As the situation in Crimea grows increasingly tense, more and more depressing scenarios are beginning to emerge. In perhaps the worst of them, Ukraine is forced to wage a war against Russia. Judging by numbers alone, that would probably seem a very one-sided battle. "I think most experts would agree that a fight between the Russian and Ukrainian armed forces would not be a fair fight," Marybeth P. Ulrich, a professor in the U.S. Army War College's Department of National Security and Strategy, told The Washington Post in an e-mail. "While Ukraine has a good number of forces (129, 950), they are vastly outnumbered by Russia (845,000)." "The air and naval assets decidedly favor Russia too," Ulrich continued. "There is not much to speak of with regard to the Ukrainian navy (17 assorted vessels) vs. Russia's Black Sea Fleet (Russia has 171 vessels overall) which of course is situated right in Crimea and has been instrumental in taking control of Crimea from within." War isn't just about the numbers, however, and there are some bright spots for the Ukrainian military:
- So far at least, the military is loyal.

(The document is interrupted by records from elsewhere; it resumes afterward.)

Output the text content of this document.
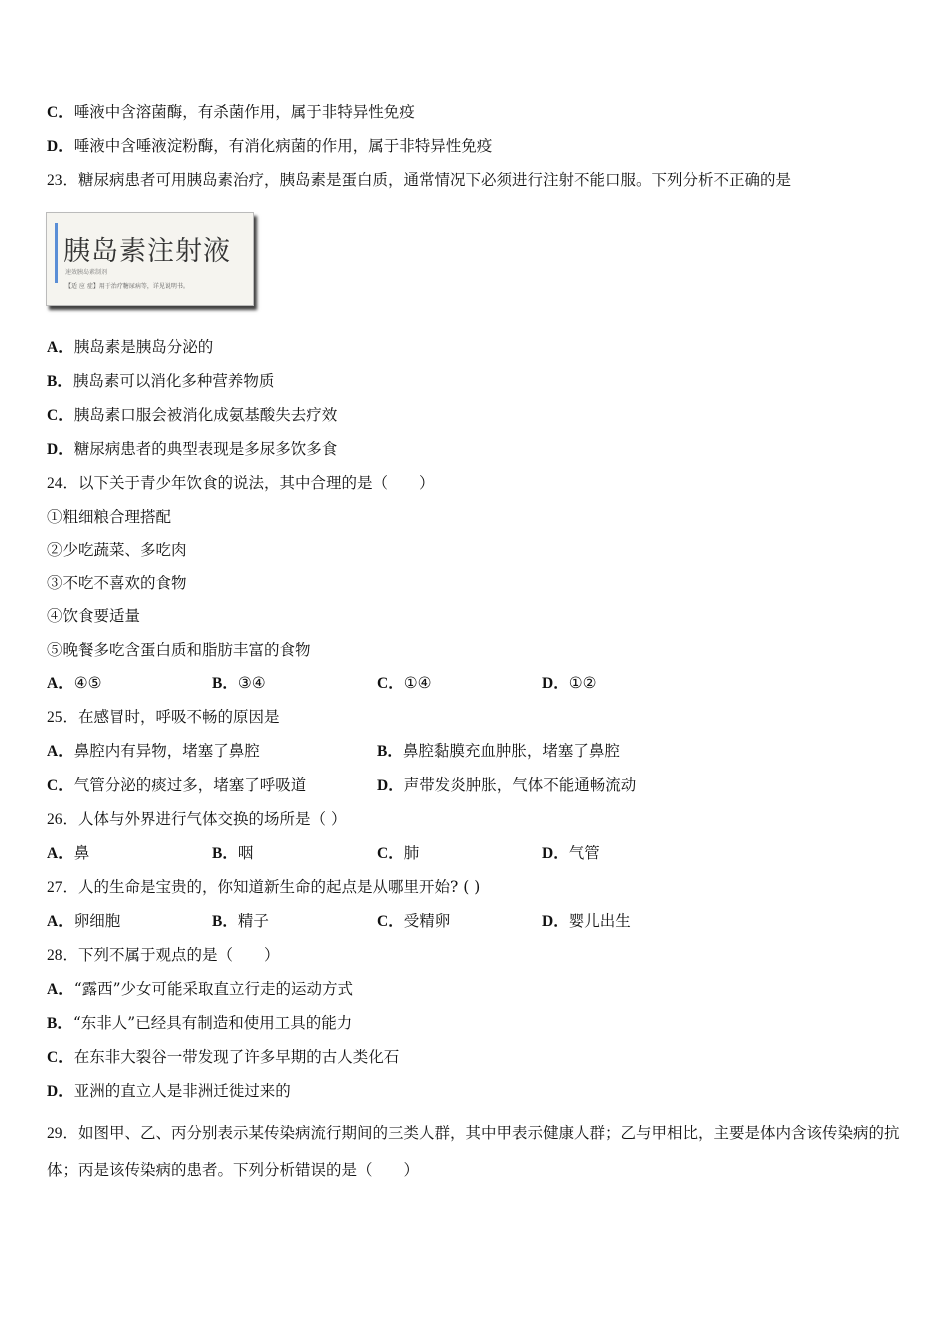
C．唾液中含溶菌酶，有杀菌作用，属于非特异性免疫
D．唾液中含唾液淀粉酶，有消化病菌的作用，属于非特异性免疫
23．糖尿病患者可用胰岛素治疗，胰岛素是蛋白质，通常情况下必须进行注射不能口服。下列分析不正确的是
胰岛素注射液
速效胰岛素制剂
【适 应 症】用于治疗糖尿病等，详见说明书。
A．胰岛素是胰岛分泌的
B．胰岛素可以消化多种营养物质
C．胰岛素口服会被消化成氨基酸失去疗效
D．糖尿病患者的典型表现是多尿多饮多食
24．以下关于青少年饮食的说法，其中合理的是（　　）
①粗细粮合理搭配
②少吃蔬菜、多吃肉
③不吃不喜欢的食物
④饮食要适量
⑤晚餐多吃含蛋白质和脂肪丰富的食物
A．④⑤	B．③④	C．①④	D．①②
25．在感冒时，呼吸不畅的原因是
A．鼻腔内有异物，堵塞了鼻腔	B．鼻腔黏膜充血肿胀，堵塞了鼻腔
C．气管分泌的痰过多，堵塞了呼吸道	D．声带发炎肿胀，气体不能通畅流动
26．人体与外界进行气体交换的场所是（ ）
A．鼻	B．咽	C．肺	D．气管
27．人的生命是宝贵的，你知道新生命的起点是从哪里开始? ( )
A．卵细胞	B．精子	C．受精卵	D．婴儿出生
28．下列不属于观点的是（　　）
A．“露西”少女可能采取直立行走的运动方式
B．“东非人”已经具有制造和使用工具的能力
C．在东非大裂谷一带发现了许多早期的古人类化石
D．亚洲的直立人是非洲迁徙过来的
29．如图甲、乙、丙分别表示某传染病流行期间的三类人群，其中甲表示健康人群；乙与甲相比，主要是体内含该传染病的抗体；丙是该传染病的患者。下列分析错误的是（　　）
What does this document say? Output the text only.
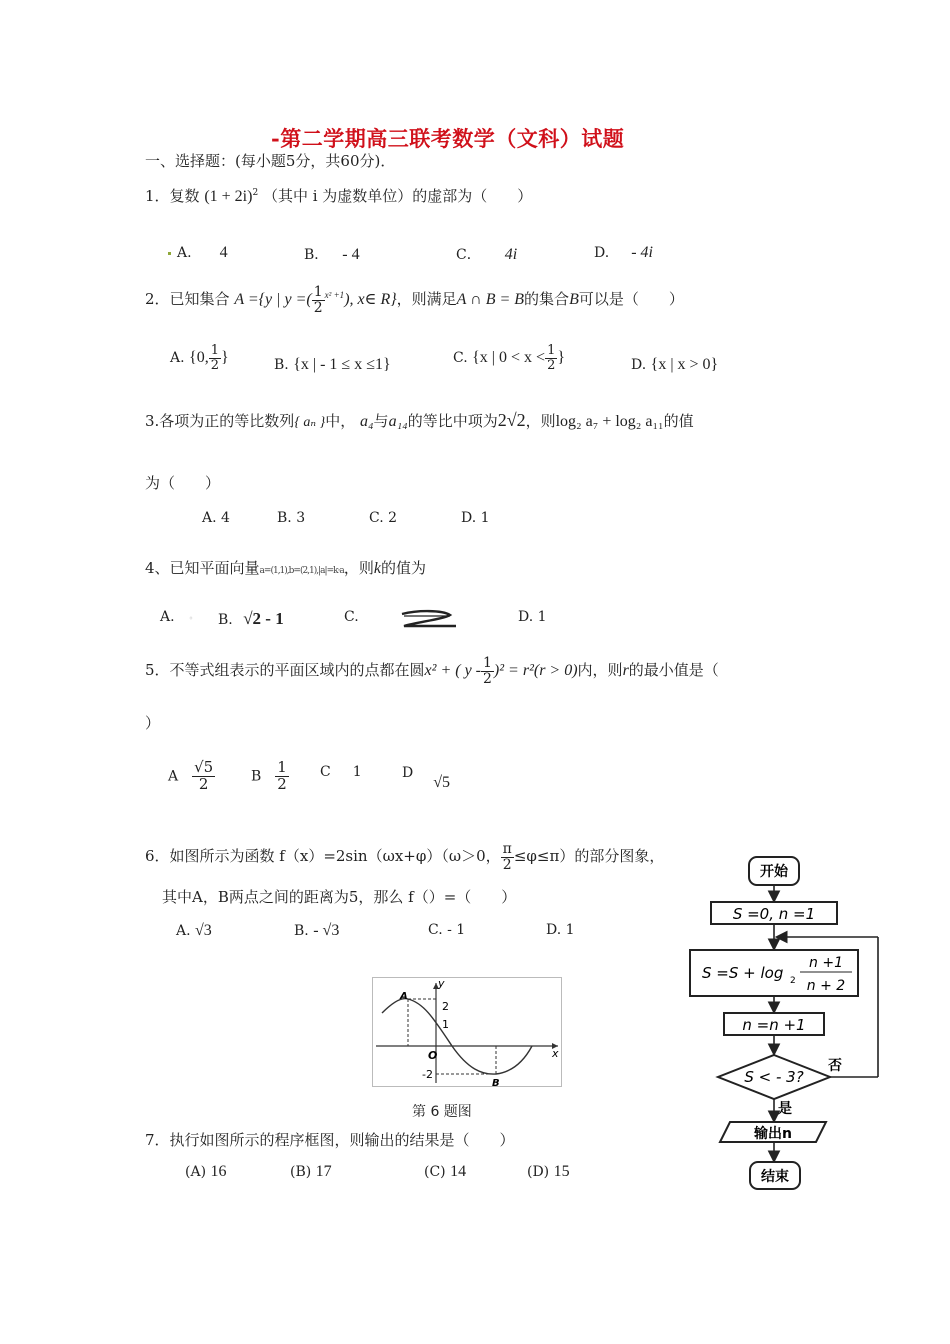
-第二学期高三联考数学（文科）试题
一、选择题：(每小题5分，共60分)．
1．复数 $(1 + 2i)^2$ （其中 i 为虚数单位）的虚部为（　　）
A. 4	B． - 4	C． 4i	D. - 4i
2．已知集合 A ={y | y =( $\frac{1}{2} ^{x^2 +1}$), x∈ R}，则满足A ∩ B = B的集合B可以是（　　）
A. {0, $\frac{1}{2}$ }	B. {x | - 1 ≤ x ≤1}	C. {x | $0 < x < \frac{1}{2}$ }	D. {x | x > 0}
3.各项为正的等比数列{ aₙ }中， a₄与a₁₄的等比中项为2√2，则log₂ a₇ + log₂ a₁₁的值
为（　　）
A. 4	B. 3	C. 2	D. 1
4、已知平面向量a=(1,1),b=(2,1),|a|=k·a，则k的值为
A. ◦ B. √2 - 1	C.	D. 1
5．不等式组表示的平面区域内的点都在圆x² + ( $y - \frac{1}{2} )^2 = r^2(r > 0)$内，则r的最小值是（
）
A $\frac{√5}{2}$	B $\frac{1}{2}$ C 1	D√5
6．如图所示为函数 f（x）=2sin（ωx+φ）（ω＞0， $\frac{\pi}{2} \le\varphi\le\pi$）的部分图象，
其中A，B两点之间的距离为5，那么 f（）=（　　）
A. √3	B. - √3	C. - 1	D. 1
y
x
O
2
1
-2
A
B
第 6 题图
7．执行如图所示的程序框图，则输出的结果是（　　）
(A) 16	(B) 17	(C) 14	(D) 15
开始
S =0, n =1
S =S + log 2
n +1
n + 2
n =n +1
S < - 3?
否
是
输出n
结束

Ukrainians view their military with significant national pride: When the Guardian's Shaun Walker visited a Ukrainian marine base in Crimea recently, he spoke to one marine — an ethnic Russian, no less — who explained why he had to fight. "I am Russian myself, I was born there," he said. "But we are professional soldiers and we have given an oath of duty. We will not give up this place without a fight." While there have been defections in the Ukrainian navy already, so far they seem to be limited, a pretty remarkable thing when you consider the ethnic divides in the country. In fact, Russian aggression might be something that actually unites the country behind the military. "If the military is unified against a foreign invader," said Matthew Clements, deputy head of Europe/CIS Analysis at IHS Country Risk, "with the support of the majority of the population, then that would be an important morale booster."
- Russia's military might be bigger, but they are also more extended. Mark Galeotti, a professor at the Center for Global Affairs at New York University, has argued that though Ukraine's military is smaller than Russia, it's still "big enough." Why, exactly? Well one reason is that while Russia has a huge military, that huge military isn't just for invading Ukraine. "[Russia] cannot afford politically or even economically to assemble more than a fraction of these forces for a war," Galeotti explains in an article for Blouin News. "It cannot denude its other borders, nor strip the North Caucasus of troops. Many are also unsuited to such a conflict, such as the nuclear forces or the Pacific Fleet." All told, Russia might be able to muster twice the amount of troops as Ukraine, Galeotti argues. And that might not be enough.
- Ukraine's military leaders can play it cool. As my colleague Will Englund has pointed out, for all the similarities in the situation between Georgia in 2008 and Ukraine in 2014, there is still one big difference: Georgia fired first. Yes, back in 2008, it was Georgian troops who attacked posts in breakaway republic South Ossetia, thus drawing the wrath of Russia. So far, Ukrainian troops and their leaders have kept their cool and not given any reason for Russia to react. Remember: Russia trounced Georgia in 2008, but their victory wasn't as easy as many would have expected. The Russian military has spent the past six years modernizing, but doubts may still linger in commanders' heads. They may not want to attack unless they truly have to.
As Kimberly Marten, a political scientist at Columbia University, has pointed out over on the Monkey Cage blog, the significant Russian population in Crimea means that it is probably easier (not to mention vastly cheaper) to just influence it, rather than actually invade it and potentially have to take on the Ukrainian military. The same thing is probably true for many other parts of eastern Ukraine, too. For the reasons above, and many more, a Russian war with Ukraine just doesn't seem rational. Of course, that doesn't mean it won't happen.